A PyTorch implementation of char-rnn for character-level text generation. This is copied from the Practical PyTorch series.
Download this Shakespeare dataset (from the original char-rnn) as shakespeare.txt
. Or bring your own dataset — it should be a plain text file (preferably ASCII).
Run train.py
with the dataset filename to train and save the network:
> python train.py --train shakespeare.txt
Training for 2000 epochs...
(... 10 minutes later ...)
Saved as shakespeare.pt
After training the model will be saved as [filename].pt
.
According to the --print_every arg model checkpoints will be saved in the Save/
folder that should be in the same fold where the train.py script is called
Usage: train.py [options]
Options:
--train Train data
--valid Validation data
--model Whether to use LSTM or GRU units gru
--n_epochs Number of epochs to train 10
--print_every Log learning rate at this interval 100
--hidden_size Hidden size of GRU 50
--n_layers Number of GRU layers 2
--learning_rate Learning rate 0.01
--chunk_len Length of training chunks 200
--batch_size Number of examples per batch 100
--batch_type Batch random (0) or sequential (1) 0
--drop_out drop-out rate between Recurrent layers 0
--early_stopping Number of validation step with no impr. 10
--model_name model(session) name, used in checkpoints
--cuda Use CUDA
Run generate.py
with the saved model from training, and a "priming string" to start the text with.
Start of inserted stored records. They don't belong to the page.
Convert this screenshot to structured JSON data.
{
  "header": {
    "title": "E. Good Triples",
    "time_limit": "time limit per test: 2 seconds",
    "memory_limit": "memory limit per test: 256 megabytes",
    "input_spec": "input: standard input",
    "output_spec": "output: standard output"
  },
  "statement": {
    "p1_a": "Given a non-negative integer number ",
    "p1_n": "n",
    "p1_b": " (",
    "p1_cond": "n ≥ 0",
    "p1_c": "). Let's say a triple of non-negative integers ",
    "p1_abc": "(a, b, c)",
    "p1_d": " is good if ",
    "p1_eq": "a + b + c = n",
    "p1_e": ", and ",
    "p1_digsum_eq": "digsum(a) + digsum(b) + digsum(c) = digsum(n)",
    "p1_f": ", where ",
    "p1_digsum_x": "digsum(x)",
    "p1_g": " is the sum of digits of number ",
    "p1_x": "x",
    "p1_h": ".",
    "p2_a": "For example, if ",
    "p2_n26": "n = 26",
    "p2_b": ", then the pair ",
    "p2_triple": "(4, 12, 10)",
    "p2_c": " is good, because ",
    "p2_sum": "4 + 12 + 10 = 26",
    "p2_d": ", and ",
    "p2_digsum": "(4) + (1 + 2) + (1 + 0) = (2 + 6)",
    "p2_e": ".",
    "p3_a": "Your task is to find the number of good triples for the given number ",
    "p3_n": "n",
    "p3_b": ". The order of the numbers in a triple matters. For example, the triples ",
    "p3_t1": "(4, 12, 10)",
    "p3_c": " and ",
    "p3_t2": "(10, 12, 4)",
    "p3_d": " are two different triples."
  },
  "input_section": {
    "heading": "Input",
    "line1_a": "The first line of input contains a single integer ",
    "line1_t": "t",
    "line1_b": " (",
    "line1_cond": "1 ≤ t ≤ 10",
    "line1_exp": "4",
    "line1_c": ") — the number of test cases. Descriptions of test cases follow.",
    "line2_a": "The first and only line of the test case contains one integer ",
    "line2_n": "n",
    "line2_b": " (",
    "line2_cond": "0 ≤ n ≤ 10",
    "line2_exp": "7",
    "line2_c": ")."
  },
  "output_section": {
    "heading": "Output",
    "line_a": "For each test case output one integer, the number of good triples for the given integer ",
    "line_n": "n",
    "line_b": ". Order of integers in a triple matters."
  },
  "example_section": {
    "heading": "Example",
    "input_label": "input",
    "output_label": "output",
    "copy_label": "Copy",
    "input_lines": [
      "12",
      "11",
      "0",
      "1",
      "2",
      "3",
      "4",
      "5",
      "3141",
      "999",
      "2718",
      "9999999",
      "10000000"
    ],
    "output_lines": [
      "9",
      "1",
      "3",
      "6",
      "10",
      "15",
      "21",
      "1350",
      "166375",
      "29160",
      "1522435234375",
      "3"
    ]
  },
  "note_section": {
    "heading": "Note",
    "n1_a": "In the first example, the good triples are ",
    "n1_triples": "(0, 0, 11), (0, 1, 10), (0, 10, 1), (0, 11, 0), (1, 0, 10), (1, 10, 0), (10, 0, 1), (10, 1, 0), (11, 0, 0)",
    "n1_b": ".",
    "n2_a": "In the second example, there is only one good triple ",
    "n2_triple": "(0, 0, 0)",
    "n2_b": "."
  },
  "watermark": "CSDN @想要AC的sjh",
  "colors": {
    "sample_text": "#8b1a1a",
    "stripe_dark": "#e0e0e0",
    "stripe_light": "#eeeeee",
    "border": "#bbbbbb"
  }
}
> python generate.py shakespeare.pt --prime_str "Where"
Where, you, and if to our with his drid's
Weasteria nobrand this by then.
AUTENES:
It his zersit at he
Usage: generate.py [filename] [options]
Options:
-p, --prime_str String to prime generation with
-l, --predict_len Length of prediction
-t, --temperature Temperature (higher is more chaotic)
--cuda Use CUDA
Usage : search_params.py --train [options]
Hard-coded params :
-learning_rate : [0.001,0.01]
-max_epochs : [500]
-n_batch_size : [32,1024] (should be changed according to available memory)
-batch_type : [0,1] (random vs consequent sampling)
-model_type : [lstm, gru]
Options:
--train training file
--valid validation file
--hidden_size_init 50
--hidden_size_end 800
--hidden_size_step 200
--n_layer_init 1
--n_layer_end 4
--n_layer_step 1
--chunk_len_init 20
--chunk_len_end 90
--chunk_len_step 10
--early_stopping 10
--optimizer adam
--cuda
- [] Grid search (Need improv.)
- Early stopping
- Add Dropout (p)
- Add Validation set to monitor overfitting
- Saving model at checkpoint
- Saving train and validation error, with training params to file
- Refact to more OO paradigm